Michel de Montaigne. Diario de viaje a Italia.Edición de Santiago Rodríguez Santerbás.Cátedra Letras Universales. Madrid, 2010.
El 20 de noviembre de 1581, en el Puy de Dôme que se haría mítico en el Tour de Francia, Michel de Montaigne expulsaba la última de las variadas piedras que le martirizaron el riñón durante el viaje que había iniciado año y medio antes y que le llevaría por los caminos de Suiza y de Alemania hasta Italia.
Diez días después del episodio excretor, Montaigne volvía a su castillo, del que había salido el 22 de junio de 1580 huyendo de diez años de aburrimiento y retiro en su torre.
A lo largo de ese viaje que duró 17 meses y 8 días, fue dictando o escribiendo una serie de anotaciones e impresiones que no pensaba publicar. De hecho, este Diario de viaje a Italia no se imprimió hasta 1774, casi dos siglos después.
Dictado en parte a su secretario y escrito en parte de su puño y letra, contiene una abundante cantidad de bosquejos rápidos de todo lo que llama la atención del curioso viajero, del renacentista inquieto, del abuelo de la Ilustración que fue Montaigne.
El elogio de la comida alemana y la cocina suiza, la descripción de las hospederías y la travesía del Tirol, Innsbruck y Constanza, la entrada en Italia por Trento, la fealdad de las mujeres italianas, la protesta por la mala comida, el escaso entusiasmo que le provoca la ciudad de Florencia, la admiración sin límites por Roma, donde estuvo casi cinco meses, entre el 30 de noviembre de 1580 y el 19 de abril de 1581, los espectáculos callejeros, los sermones de la semana santa, la biblioteca del Vaticano, los calores de junio son algunos de los temas que anota Montaigne a lo largo del viaje.
No hay aquí voluntad de estilo ni prosa elaborada ni atención a los monumentos, sino apuntes, impresiones y curiosidad por todo, anotaciones de carácter tan privado como la evacuación de ese cálculo renal, ni duro ni blando, o los minutos que tuvo la cabeza bajo un chorro de agua fría en el baño.
A quienes me preguntan la razón de mis viajes les contesto que sé bien de qué huyo pero ignoro lo que busco.
Y es que Montaigne viajaba como escribía: no era normalmente la reputación de los lugares, ni aún menos un plan preconcebido de ir por tal o cual sitio para conocerlo perfectamente, ni el camino seguido por otros viajeros, lo que determinaba el suyo; seguía poco las rutas ordinarias, y no se ve que en sus viajes (exceptuando siempre su atracción por las aguas minerales) tuviera un objetivo más concreto del que había tenido componiendo sus Ensayos.
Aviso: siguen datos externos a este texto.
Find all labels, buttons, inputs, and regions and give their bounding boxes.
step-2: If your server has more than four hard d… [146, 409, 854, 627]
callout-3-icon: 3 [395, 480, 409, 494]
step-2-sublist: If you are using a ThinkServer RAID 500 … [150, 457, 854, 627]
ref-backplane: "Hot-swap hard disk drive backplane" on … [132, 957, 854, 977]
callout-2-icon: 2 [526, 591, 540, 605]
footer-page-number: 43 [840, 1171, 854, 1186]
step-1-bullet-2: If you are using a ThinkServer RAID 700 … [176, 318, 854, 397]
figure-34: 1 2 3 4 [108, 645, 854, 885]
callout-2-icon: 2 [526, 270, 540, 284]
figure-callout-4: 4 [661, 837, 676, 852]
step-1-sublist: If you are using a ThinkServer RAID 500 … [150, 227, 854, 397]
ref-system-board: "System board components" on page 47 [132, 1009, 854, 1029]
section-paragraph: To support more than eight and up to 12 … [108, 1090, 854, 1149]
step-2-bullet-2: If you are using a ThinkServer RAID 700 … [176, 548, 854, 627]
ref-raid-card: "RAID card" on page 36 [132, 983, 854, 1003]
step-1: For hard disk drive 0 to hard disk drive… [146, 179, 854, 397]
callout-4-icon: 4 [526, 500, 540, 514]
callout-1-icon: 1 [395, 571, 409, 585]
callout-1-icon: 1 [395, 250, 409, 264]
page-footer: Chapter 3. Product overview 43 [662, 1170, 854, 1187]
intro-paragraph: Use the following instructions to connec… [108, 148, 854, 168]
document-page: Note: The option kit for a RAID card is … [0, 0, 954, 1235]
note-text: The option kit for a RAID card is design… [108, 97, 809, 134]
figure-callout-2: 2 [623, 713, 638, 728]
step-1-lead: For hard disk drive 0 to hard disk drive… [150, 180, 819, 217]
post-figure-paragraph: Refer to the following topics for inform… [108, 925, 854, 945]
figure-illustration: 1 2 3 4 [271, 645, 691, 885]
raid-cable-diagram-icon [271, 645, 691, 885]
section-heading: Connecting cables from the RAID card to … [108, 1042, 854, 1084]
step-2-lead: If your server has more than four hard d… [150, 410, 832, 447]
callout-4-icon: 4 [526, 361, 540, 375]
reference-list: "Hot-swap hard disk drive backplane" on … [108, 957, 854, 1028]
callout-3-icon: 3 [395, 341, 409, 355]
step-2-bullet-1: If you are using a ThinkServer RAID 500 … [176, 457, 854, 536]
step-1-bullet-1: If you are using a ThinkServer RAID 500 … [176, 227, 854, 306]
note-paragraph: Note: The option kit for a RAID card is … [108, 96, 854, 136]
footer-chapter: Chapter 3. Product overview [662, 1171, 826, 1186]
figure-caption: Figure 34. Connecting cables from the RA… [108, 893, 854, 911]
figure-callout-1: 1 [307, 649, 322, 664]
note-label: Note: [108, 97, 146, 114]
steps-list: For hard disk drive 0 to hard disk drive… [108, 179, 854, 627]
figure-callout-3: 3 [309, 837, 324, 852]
Esas palabras esclarecedoras forman parte del excelente Discurso preliminar que Meunier de Querlon redactó para presentar en 1774 los tres tomos del Diario de viaje a Italia por Suiza y Alemania. Incorporarlo al frente de este volumen es una de las aportaciones más plausibles de esta cuidada edición que acaba de aparecer en Cátedra Letras Universales con traducción y notas de Santiago Rodríguez Santerbás.